1. It’s a horror-comedy. I wanted to write a comedy similar to Bill & Ted, Beavis & Butt-head, etc., but horror films are easier to market. That and I really miss 80s slasher films.
2. It’s not a slasher film per se. The killer carries a hammer rather than knife. I briefly considered buying the prop hammer used in Drive so I could promote the film with the following blurb: “STARRING RYAN GOSSLING‘s hammer from Drive!” But someone already bought the hammer and we wouldn’t have been able to afford it anyway. If anyone cares, Albert Brooks’s knives are still available for purchase.
3. The screenplay is currently around 59 pages long. That’s short for a feature-length screenplay, but what we shoot tends to be longer than the standard page-per-minute rule. Also, the original Evil Dead screenplay was 57 pages long. What I’ve cut together so far looks pretty good for a movie on a micro-budget. Actually, “micro-budget” is misleading. It’s more like a nanobudget.
4. It stars me and a friend from high school. His work schedule changes every week. We pretty much have to shoot around him. It also looks like we’ll alternate shooting weeks and prep weeks.
5. Most of the characters haven’t even been cast yet. Yeah, it’s ridiculous. I have no idea who will be playing my character’s girlfriend in the film.
6. We’re shooting it way out of order. The first week we shot all the scenes in the main character’s house. The second shooting week we shot almost all of the scenes involving just the two main characters. The next major batch of shooting will probably focus on two other prominent characters so we only have to keep them around for a week.

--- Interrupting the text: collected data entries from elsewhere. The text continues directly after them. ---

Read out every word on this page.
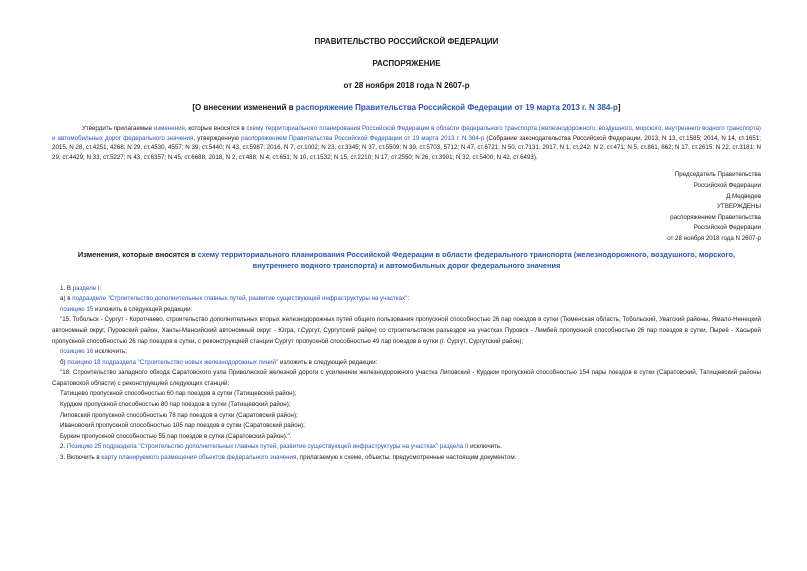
ПРАВИТЕЛЬСТВО РОССИЙСКОЙ ФЕДЕРАЦИИ
РАСПОРЯЖЕНИЕ
от 28 ноября 2018 года N 2607-р
[О внесении изменений в распоряжение Правительства Российской Федерации от 19 марта 2013 г. N 384-р]

Утвердить прилагаемые изменения, которые вносятся в схему территориального планирования Российской Федерации в области федерального транспорта (железнодорожного, воздушного, морского, внутреннего водного транспорта) и автомобильных дорог федерального значения, утвержденную распоряжением Правительства Российской Федерации от 19 марта 2013 г. N 384-р (Собрание законодательства Российской Федерации, 2013, N 13, ст.1585; 2014, N 14, ст.1651; 2015, N 28, ст.4251, 4268; N 29, ст.4530, 4557; N 39, ст.5440; N 43, ст.5987; 2016, N 7, ст.1002; N 23, ст.3345; N 37, ст.5509; N 39, ст.5703, 5712; N 47, ст.6721; N 50, ст.7131; 2017, N 1, ст.242; N 2, ст.471; N 5, ст.861, 862; N 17, ст.2615; N 22, ст.3181; N 29, ст.4429; N 33, ст.5227; N 43, ст.6357; N 45, ст.6688; 2018, N 2, ст.488; N 4, ст.651; N 10, ст.1532; N 15, ст.2210; N 17, ст.2550; N 26, ст.3901; N 32, ст.5400; N 42, ст.6493).

Председатель Правительства
Российской Федерации
Д.Медведев
УТВЕРЖДЕНЫ
распоряжением Правительства
Российской Федерации
от 28 ноября 2018 года N 2607-р
Изменения, которые вносятся в схему территориального планирования Российской Федерации в области федерального транспорта (железнодорожного, воздушного, морского, внутреннего водного транспорта) и автомобильных дорог федерального значения

1. В разделе I:

а) в подразделе "Строительство дополнительных главных путей, развитие существующей инфраструктуры на участках":

позицию 15 изложить в следующей редакции:

"15. Тобольск - Сургут - Коротчаево, строительство дополнительных вторых железнодорожных путей общего пользования пропускной способностью 26 пар поездов в сутки (Тюменская область, Тобольский, Уватский районы, Ямало-Ненецкий автономный округ, Пуровский район, Ханты-Мансийский автономный округ - Югра, г.Сургут, Сургутский район) со строительством разъездов на участках Пуровск - Лимбей пропускной способностью 26 пар поездов в сутки, Пыреё - Хасырей пропускной способностью 26 пар поездов в сутки, с реконструкцией станции Сургут пропускной способностью 49 пар поездов в сутки (г. Сургут, Сургутский район);

позицию 16 исключить;

б) позицию 18 подраздела "Строительство новых железнодорожных линий" изложить в следующей редакции:

"18. Строительство западного обхода Саратовского узла Приволжской железной дороги с усилением железнодорожного участка Липовский - Курдюм пропускной способностью 154 пары поездов в сутки (Саратовский, Татищевский районы Саратовской области) с реконструкцией следующих станций:

Татищево пропускной способностью 60 пар поездов в сутки (Татищевский район);

Курдюм пропускной способностью 80 пар поездов в сутки (Татищевский район);

Липовский пропускной способностью 78 пар поездов в сутки (Саратовский район);

Ивановский пропускной способностью 105 пар поездов в сутки (Саратовский район);

Буркин пропускной способностью 55 пар поездов в сутки (Саратовский район).".

2. Позицию 25 подраздела "Строительство дополнительных главных путей, развитие существующей инфраструктуры на участках" раздела II исключить.

3. Включить в карту планируемого размещения объектов федерального значения, прилагаемую к схеме, объекты, предусмотренные настоящим документом.
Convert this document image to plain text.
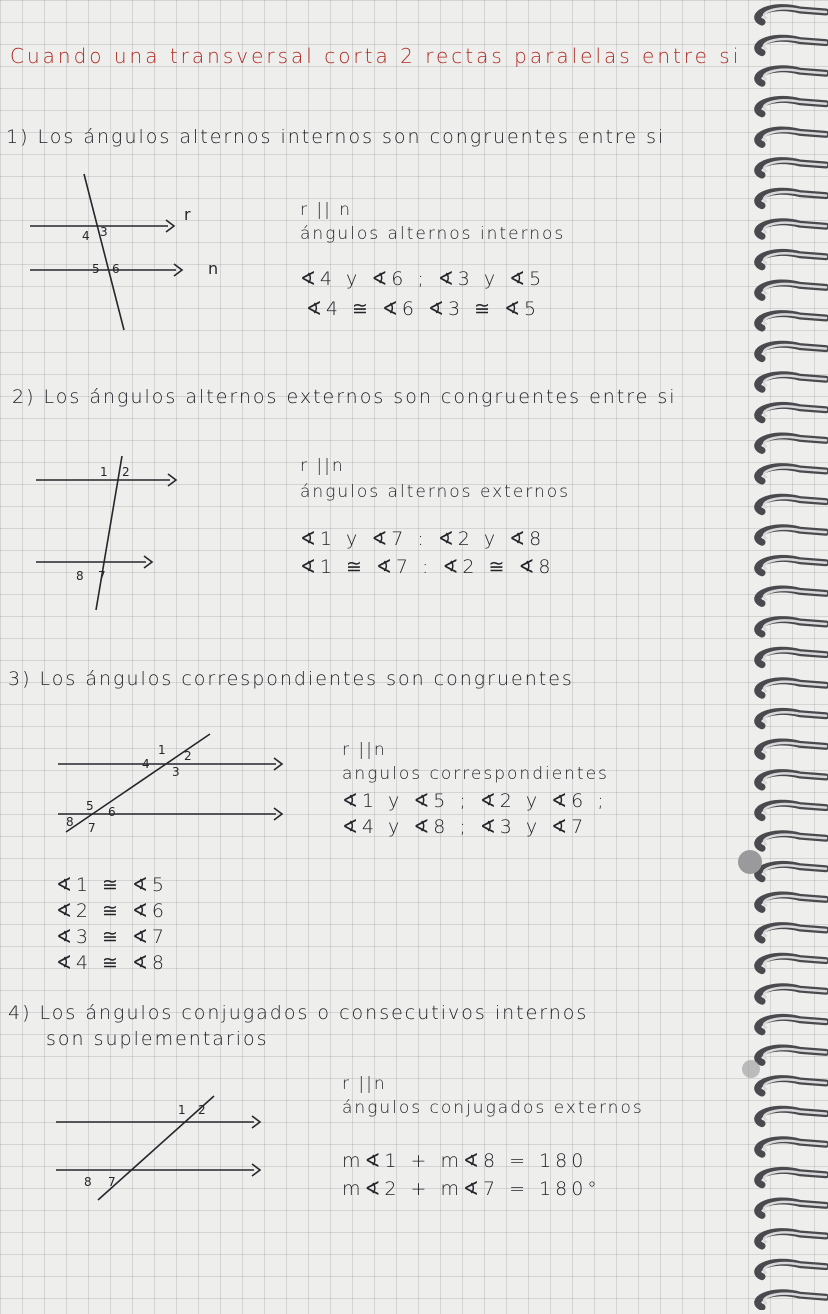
Cuando una transversal corta 2 rectas paralelas entre si
1) Los ángulos alternos internos son congruentes entre si
4 3
5 6
r
n
r || n
ángulos alternos internos
∢4 y ∢6 ; ∢3 y ∢5
∢4 ≅ ∢6 ∢3 ≅ ∢5
2) Los ángulos alternos externos son congruentes entre si
1 2
8 7
r ||n
ángulos alternos externos
∢1 y ∢7 : ∢2 y ∢8
∢1 ≅ ∢7 : ∢2 ≅ ∢8
3) Los ángulos correspondientes son congruentes
1 2
4
3
5 6
8 7
r ||n
angulos correspondientes
∢1 y ∢5 ; ∢2 y ∢6 ;
∢4 y ∢8 ; ∢3 y ∢7
∢1 ≅ ∢5
∢2 ≅ ∢6
∢3 ≅ ∢7
∢4 ≅ ∢8
4) Los ángulos conjugados o consecutivos internos
son suplementarios
1 2
8 7
r ||n
ángulos conjugados externos
m∢1 + m∢8 = 180
m∢2 + m∢7 = 180°
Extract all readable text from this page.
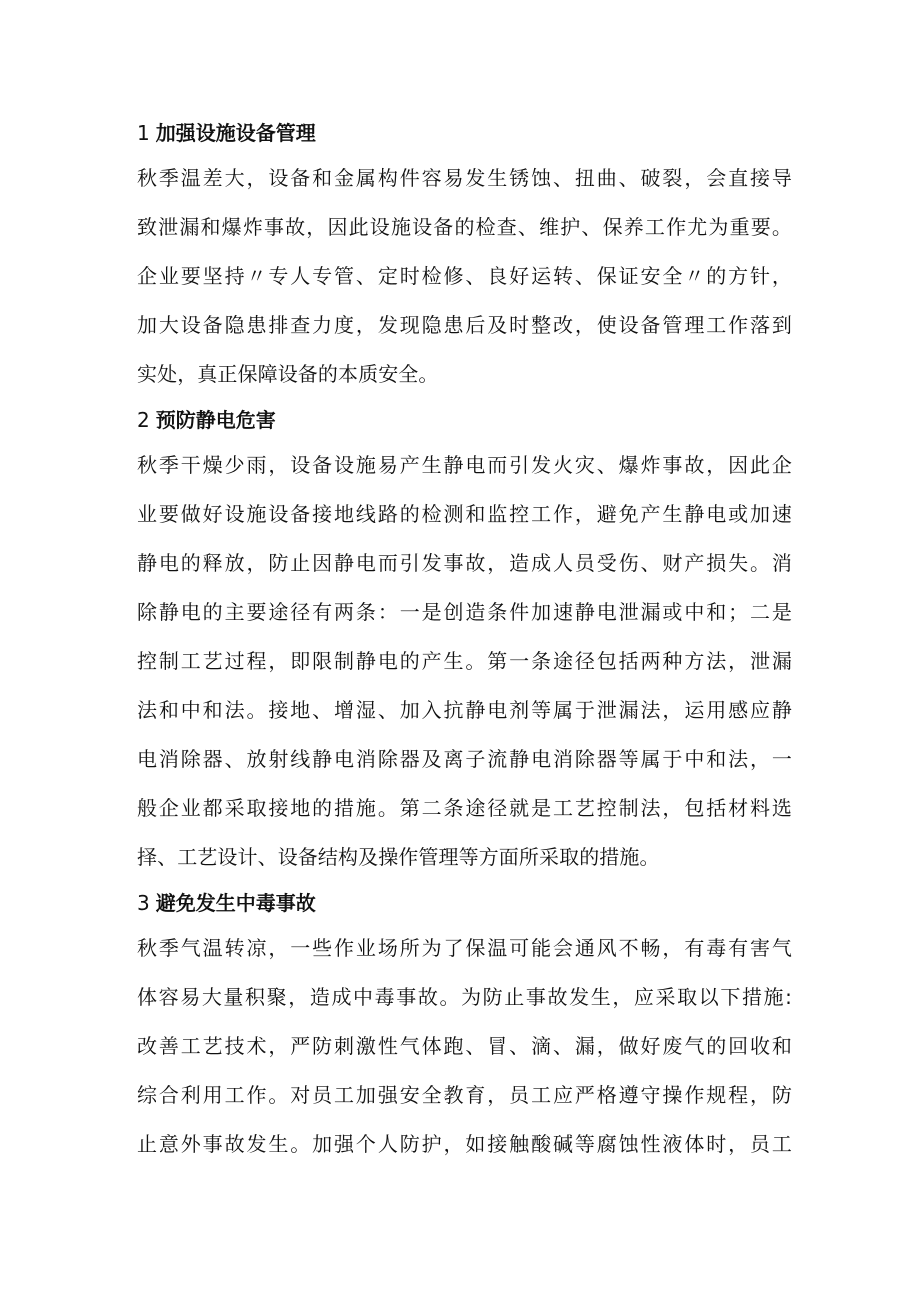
1 加强设施设备管理
秋季温差大，设备和金属构件容易发生锈蚀、扭曲、破裂，会直接导
致泄漏和爆炸事故，因此设施设备的检查、维护、保养工作尤为重要。
企业要坚持〃专人专管、定时检修、良好运转、保证安全〃的方针，
加大设备隐患排查力度，发现隐患后及时整改，使设备管理工作落到
实处，真正保障设备的本质安全。
2 预防静电危害
秋季干燥少雨，设备设施易产生静电而引发火灾、爆炸事故，因此企
业要做好设施设备接地线路的检测和监控工作，避免产生静电或加速
静电的释放，防止因静电而引发事故，造成人员受伤、财产损失。消
除静电的主要途径有两条：一是创造条件加速静电泄漏或中和；二是
控制工艺过程，即限制静电的产生。第一条途径包括两种方法，泄漏
法和中和法。接地、增湿、加入抗静电剂等属于泄漏法，运用感应静
电消除器、放射线静电消除器及离子流静电消除器等属于中和法，一
般企业都采取接地的措施。第二条途径就是工艺控制法，包括材料选
择、工艺设计、设备结构及操作管理等方面所采取的措施。
3 避免发生中毒事故
秋季气温转凉，一些作业场所为了保温可能会通风不畅，有毒有害气
体容易大量积聚，造成中毒事故。为防止事故发生，应采取以下措施:
改善工艺技术，严防刺激性气体跑、冒、滴、漏，做好废气的回收和
综合利用工作。对员工加强安全教育，员工应严格遵守操作规程，防
止意外事故发生。加强个人防护，如接触酸碱等腐蚀性液体时，员工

7. If you can afford it, you should probably shoot your movie in order as often as you can. People really get confused about where the current scene fits in the story and explaining it is a pain in the ass.
8. Having different lenses really matter. Luckily, I got to borrow some from a friend rather than renting.
9. Shooting an independent movie can be really fun. The rest of the time it’s the most stressful thing in the world. Some of my plumbing stories can make anyone wince. This week, there were times the stress from the movie was ten times worse than the stress I’ve ever gotten from plumbing. I may have had a heart attack at one point.
10. We shot a scene that was supposed to be an homage to Kubrick. I now know why Kubrick could spend weeks or months on a single scene. Don’t shoot like that guy unless you have unlimited time and funds.